In February 2013, H7N9 (A/H7N9/2013_China), a novel avian influenza virus, broke out in eastern China and caused human death. It is a global priority to discover its origin and the point in time at which it will become transmittable between humans. We present here an interdisciplinary method to track the origin of H7N9 virus in China and to establish an evolutionary dynamics model for its human-to-human transmission via mutations. After comparing influenza viruses from China since 1983, we established an A/H7N9/2013_China virus evolutionary phylogenetic tree and found that the human instances of virus infection were of avian origin and clustered into an independent line. Comparing hemagglutinin (HA) and neuraminidase (NA) gene sequences of A/H7N9/2013_China viruses with all human-to-human, avian, and swine influenza viruses in China in the past 30 years, we found that A/H7N9/2013_China viruses originated from Baer's Pochard H7N1 virus of Hu Nan Province 2010 (HA gene, EPI: 370846, similarity with H7N9 is 95.5%) and duck influenza viruses of Nanchang city 2000 (NA gene, EPI: 387555, similarity with H7N9 is 97%) through genetic re-assortment. HA and NA gene sequence comparison indicated that A/H7N9/2013_China virus was not similar to human-to-human transmittable influenza viruses. To simulate the evolution dynamics required for human-to-human transmission mutations of H7N9 virus, we employed the Markov model. The result of this calculation indicated that the virus would acquire properties for human-to-human transmission in 11.3 years (95% confidence interval (CI): 11.2-11.3, HA gene).
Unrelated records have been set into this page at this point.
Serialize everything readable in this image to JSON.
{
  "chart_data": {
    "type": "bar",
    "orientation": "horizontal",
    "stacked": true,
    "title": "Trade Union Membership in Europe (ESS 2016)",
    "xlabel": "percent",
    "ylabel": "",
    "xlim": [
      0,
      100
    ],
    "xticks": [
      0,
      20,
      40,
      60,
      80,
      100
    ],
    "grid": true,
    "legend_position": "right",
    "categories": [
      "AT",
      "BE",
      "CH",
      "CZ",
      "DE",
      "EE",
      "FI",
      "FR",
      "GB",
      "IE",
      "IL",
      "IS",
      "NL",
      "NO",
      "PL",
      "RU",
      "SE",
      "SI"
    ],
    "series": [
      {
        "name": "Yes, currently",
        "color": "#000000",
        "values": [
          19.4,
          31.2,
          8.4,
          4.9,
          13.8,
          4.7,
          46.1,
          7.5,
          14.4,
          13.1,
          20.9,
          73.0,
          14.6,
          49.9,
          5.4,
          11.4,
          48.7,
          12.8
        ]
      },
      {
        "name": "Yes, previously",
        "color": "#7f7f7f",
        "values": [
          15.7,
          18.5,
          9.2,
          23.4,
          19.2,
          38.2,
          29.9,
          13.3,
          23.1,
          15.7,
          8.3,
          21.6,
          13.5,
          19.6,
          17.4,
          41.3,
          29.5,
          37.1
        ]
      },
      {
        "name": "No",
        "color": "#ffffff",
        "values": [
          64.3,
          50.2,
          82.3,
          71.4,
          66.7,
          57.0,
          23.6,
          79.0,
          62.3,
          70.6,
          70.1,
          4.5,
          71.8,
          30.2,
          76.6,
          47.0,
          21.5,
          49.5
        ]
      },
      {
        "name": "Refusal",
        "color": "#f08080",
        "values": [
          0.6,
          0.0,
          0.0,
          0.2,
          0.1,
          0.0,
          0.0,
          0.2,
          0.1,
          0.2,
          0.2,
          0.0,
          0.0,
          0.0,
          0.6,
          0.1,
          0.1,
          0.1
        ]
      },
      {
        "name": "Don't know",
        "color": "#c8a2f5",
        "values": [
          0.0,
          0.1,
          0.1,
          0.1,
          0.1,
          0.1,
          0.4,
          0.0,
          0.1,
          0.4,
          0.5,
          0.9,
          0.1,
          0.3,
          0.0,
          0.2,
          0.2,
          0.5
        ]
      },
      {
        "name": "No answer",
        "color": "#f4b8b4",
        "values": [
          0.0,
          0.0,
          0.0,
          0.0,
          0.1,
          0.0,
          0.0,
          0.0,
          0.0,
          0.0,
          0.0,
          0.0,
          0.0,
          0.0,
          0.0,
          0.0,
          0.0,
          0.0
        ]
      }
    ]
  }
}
2013年2月,一种新型禽流感病毒H7N9(A/H7N9/2013_中国)在中国东部爆发并导致人类死亡。发现其起源以及它将在何时变得可在人际间传播是全球优先事项。我们在此提出一种跨学科方法,用于追踪中国H7N9病毒的起源,并建立其通过突变实现人际传播的进化动力学模型。在比较了自1983年以来来自中国的流感病毒后,我们建立了A/H7N9/2013_中国病毒进化系统发育树,发现人类病毒感染实例起源于禽类,并聚集成一个独立的谱系。将A/H7N9/2013_中国病毒的血凝素(HA)和神经氨酸酶(NA)基因序列与过去30年中国所有人际传播、禽类和猪流感病毒进行比较,我们发现A/H7N9/2013_中国病毒通过基因重配起源于2010年湖南省的白眼潜鸭H7N1病毒(HA基因,EPI:370846,与H7N9的相似度为95.5%)和2000年南昌市的鸭流感病毒(NA基因,EPI:387555,与H7N9的相似度为97%)。HA和NA基因序列比较表明,A/H7N9/2013_中国病毒与人际传播的流感病毒不相似。为了模拟H7N9病毒人际传播突变所需的进化动力学,我们采用了马尔可夫模型。该计算结果表明,该病毒将在11.3年内获得人际传播特性(95%置信区间(CI):11.2 - 11.3,HA基因)。